You could look into cities outside of New Jersey where property prices might be lower but still offer strong rental demand. For example, areas in the Midwest or Southern U.S. tend to have more affordable properties with strong rental yields, but NY and NJ have great investment options as well.
3. Build a Netwrok As you prepare for your first investment, make sure you’re learning as much as possible about the real estate market. Consider reading books, listening to podcasts, and attending webinars or local meetups (virtual or in-person). The more you learn about market cycles, property management, deal analysis, and financing options, the better equipped you'll be to make informed decisions when you're ready.
Networking is also key, connect with local real estate investors, realtors, and mortgage brokers. Surrounding yourself with a knowledgeable network can help you make smarter decisions and avoid common mistakes.
4. ***Creative finance options: Since you have time on your side and a decent savings rate, you could also look into creative financing strategies to get started. Owner financing and seller financing are great alternatives to traditional bank financing. These arrangements allow you to bypass the typical mortgage process and negotiate terms directly with the seller, which can lead to lower upfront costs and more flexible repayment schedules.
Additionally, if you’re open to house hacking, you might find sellers who are motivated to sell quickly and are open to negotiations that could provide you with a better deal.
Since you’re not in a rush to move out and you have the time to save, you’ll be able to strategically invest in your future. The key to building long term wealth in real estate is patience and discipline. With the right approach, you’ll not only accumulate equity but also create a long-term income stream through rental properties or property appreciation.

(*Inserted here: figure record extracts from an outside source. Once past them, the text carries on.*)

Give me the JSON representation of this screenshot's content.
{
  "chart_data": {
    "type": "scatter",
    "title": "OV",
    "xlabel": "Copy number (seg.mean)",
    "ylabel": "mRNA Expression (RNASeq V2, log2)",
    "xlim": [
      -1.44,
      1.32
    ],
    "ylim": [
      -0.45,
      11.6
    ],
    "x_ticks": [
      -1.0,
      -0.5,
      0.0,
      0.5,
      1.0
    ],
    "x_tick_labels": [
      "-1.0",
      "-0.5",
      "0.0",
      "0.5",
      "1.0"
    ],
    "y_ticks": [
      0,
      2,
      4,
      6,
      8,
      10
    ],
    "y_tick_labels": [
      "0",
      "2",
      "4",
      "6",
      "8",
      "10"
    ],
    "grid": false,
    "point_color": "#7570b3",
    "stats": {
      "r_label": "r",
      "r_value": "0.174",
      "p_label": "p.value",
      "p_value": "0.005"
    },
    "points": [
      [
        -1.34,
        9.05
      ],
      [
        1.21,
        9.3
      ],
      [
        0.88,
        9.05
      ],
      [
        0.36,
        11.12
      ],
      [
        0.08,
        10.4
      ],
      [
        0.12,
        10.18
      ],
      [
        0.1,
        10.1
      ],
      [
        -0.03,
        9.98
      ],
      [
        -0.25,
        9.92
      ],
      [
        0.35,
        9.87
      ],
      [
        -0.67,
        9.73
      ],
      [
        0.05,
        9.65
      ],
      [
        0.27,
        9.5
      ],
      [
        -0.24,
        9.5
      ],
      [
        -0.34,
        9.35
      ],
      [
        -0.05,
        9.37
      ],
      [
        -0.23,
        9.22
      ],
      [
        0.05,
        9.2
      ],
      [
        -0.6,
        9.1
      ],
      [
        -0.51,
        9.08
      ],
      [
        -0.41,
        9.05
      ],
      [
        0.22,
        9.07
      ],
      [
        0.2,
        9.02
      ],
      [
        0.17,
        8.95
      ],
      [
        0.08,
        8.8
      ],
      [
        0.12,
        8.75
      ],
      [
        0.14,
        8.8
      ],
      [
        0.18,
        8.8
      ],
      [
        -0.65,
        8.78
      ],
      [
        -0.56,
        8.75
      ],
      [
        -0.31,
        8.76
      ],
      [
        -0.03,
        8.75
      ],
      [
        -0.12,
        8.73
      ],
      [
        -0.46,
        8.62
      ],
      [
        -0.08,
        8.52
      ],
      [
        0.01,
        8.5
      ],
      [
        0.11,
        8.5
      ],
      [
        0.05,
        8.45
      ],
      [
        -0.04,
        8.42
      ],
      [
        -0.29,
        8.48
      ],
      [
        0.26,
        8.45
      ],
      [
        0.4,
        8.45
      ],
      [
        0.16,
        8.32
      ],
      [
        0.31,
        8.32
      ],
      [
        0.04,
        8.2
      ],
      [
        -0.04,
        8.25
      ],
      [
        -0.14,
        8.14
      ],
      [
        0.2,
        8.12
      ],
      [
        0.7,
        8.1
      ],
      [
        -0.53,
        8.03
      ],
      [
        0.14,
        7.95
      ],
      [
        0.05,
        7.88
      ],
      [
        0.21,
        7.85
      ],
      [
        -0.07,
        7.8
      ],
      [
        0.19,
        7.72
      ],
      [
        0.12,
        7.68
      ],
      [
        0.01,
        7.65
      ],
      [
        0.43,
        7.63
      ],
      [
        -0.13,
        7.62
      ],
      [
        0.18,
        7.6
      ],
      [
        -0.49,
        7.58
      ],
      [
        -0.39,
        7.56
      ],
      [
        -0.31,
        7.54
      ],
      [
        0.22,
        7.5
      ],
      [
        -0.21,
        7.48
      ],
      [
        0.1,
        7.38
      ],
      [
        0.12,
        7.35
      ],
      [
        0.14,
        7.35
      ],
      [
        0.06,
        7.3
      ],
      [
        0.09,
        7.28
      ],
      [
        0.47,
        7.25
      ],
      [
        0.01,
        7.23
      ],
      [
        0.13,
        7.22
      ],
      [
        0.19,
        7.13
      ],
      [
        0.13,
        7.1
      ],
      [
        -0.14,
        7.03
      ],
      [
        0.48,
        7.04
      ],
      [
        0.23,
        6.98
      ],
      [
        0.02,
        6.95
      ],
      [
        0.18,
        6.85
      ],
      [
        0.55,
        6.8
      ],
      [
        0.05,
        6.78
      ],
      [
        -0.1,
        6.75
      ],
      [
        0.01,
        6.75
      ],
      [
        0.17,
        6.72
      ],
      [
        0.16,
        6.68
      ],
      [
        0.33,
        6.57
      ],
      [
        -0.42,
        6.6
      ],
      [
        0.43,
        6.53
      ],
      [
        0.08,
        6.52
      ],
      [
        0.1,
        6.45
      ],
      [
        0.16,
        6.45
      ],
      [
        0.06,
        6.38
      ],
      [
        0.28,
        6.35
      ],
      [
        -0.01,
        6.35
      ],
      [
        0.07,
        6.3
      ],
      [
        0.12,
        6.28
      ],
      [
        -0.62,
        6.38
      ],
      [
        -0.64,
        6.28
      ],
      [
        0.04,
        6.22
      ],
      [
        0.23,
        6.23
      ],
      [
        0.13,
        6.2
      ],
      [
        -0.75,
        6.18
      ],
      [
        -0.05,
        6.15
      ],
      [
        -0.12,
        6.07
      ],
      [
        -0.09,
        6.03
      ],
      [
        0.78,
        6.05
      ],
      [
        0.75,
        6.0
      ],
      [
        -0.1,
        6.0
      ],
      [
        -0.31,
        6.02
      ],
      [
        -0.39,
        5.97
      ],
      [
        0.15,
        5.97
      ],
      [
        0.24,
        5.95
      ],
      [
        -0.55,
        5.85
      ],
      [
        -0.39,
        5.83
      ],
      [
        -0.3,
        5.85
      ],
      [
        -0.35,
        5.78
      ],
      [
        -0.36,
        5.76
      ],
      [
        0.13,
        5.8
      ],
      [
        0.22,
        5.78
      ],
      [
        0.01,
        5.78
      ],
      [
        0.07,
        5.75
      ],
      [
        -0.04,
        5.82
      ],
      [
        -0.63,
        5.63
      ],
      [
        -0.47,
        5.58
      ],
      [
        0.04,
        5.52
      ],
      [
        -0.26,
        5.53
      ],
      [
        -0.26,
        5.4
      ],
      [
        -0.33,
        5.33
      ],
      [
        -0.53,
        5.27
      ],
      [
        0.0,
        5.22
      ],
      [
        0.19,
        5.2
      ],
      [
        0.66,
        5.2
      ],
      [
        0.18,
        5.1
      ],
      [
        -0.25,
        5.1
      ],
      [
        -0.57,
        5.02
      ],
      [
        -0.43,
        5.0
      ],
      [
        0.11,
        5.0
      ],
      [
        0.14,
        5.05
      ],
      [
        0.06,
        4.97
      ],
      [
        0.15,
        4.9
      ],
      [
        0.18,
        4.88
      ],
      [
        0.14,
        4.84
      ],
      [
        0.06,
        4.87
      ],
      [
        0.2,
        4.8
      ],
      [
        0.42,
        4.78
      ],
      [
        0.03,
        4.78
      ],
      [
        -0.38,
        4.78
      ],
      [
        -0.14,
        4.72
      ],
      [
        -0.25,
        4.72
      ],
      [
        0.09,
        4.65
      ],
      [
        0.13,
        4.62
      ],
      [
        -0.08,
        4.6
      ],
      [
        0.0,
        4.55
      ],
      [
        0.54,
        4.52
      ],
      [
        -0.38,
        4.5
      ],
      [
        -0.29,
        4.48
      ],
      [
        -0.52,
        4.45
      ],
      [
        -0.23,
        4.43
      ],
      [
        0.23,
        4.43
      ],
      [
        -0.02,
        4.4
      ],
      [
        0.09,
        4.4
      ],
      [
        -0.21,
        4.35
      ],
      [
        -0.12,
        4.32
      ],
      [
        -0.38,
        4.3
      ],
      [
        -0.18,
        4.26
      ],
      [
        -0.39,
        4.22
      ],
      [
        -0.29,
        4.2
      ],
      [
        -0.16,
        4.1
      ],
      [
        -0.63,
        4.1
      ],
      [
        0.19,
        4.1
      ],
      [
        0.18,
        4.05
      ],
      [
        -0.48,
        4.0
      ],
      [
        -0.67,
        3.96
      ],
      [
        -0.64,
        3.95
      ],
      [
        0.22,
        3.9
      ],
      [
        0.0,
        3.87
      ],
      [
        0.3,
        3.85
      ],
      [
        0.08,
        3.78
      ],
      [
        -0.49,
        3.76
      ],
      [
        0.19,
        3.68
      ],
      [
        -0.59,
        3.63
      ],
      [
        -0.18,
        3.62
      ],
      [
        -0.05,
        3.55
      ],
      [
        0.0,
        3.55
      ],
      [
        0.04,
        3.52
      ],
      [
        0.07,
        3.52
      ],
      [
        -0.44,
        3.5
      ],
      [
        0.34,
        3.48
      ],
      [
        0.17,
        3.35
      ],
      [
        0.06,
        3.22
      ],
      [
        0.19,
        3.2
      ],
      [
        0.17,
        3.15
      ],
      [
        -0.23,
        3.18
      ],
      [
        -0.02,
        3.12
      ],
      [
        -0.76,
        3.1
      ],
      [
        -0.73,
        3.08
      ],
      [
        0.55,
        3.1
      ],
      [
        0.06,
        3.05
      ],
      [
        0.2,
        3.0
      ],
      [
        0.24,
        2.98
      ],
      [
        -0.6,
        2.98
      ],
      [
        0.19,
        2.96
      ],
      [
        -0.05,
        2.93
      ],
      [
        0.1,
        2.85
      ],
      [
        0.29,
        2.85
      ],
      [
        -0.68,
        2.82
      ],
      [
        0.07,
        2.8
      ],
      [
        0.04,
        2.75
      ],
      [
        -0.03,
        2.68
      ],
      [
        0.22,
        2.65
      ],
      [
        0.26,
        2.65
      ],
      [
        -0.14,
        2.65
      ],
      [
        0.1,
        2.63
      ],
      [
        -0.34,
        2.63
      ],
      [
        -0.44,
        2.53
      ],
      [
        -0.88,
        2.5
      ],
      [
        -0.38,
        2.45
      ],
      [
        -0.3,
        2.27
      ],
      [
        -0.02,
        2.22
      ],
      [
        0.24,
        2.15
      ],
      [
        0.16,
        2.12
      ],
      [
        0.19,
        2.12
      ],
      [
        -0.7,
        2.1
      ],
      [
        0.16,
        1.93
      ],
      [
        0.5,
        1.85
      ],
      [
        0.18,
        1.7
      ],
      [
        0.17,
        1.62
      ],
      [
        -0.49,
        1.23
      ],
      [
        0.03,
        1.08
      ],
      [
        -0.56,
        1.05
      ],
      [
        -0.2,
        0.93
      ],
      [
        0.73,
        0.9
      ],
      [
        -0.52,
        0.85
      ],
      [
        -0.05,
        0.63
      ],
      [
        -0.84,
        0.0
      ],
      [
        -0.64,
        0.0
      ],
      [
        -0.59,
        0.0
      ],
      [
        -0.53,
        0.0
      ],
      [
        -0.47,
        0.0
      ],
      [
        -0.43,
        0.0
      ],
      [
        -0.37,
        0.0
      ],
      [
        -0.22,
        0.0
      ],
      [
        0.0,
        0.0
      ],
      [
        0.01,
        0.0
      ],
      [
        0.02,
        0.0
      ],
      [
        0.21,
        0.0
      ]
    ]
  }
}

You’re in a great position to make a smart first move in real estate with low overhead and consistent savings. My advice is to focus on cash flow and long-term growth. Consider house hacking or investing in a rental property that generates positive cash flow from day one. Keep building your knowledge, expand your network, and stay disciplined in saving for your next opportunity.
Best of luck as you continue your real estate journey, you’re on the right track!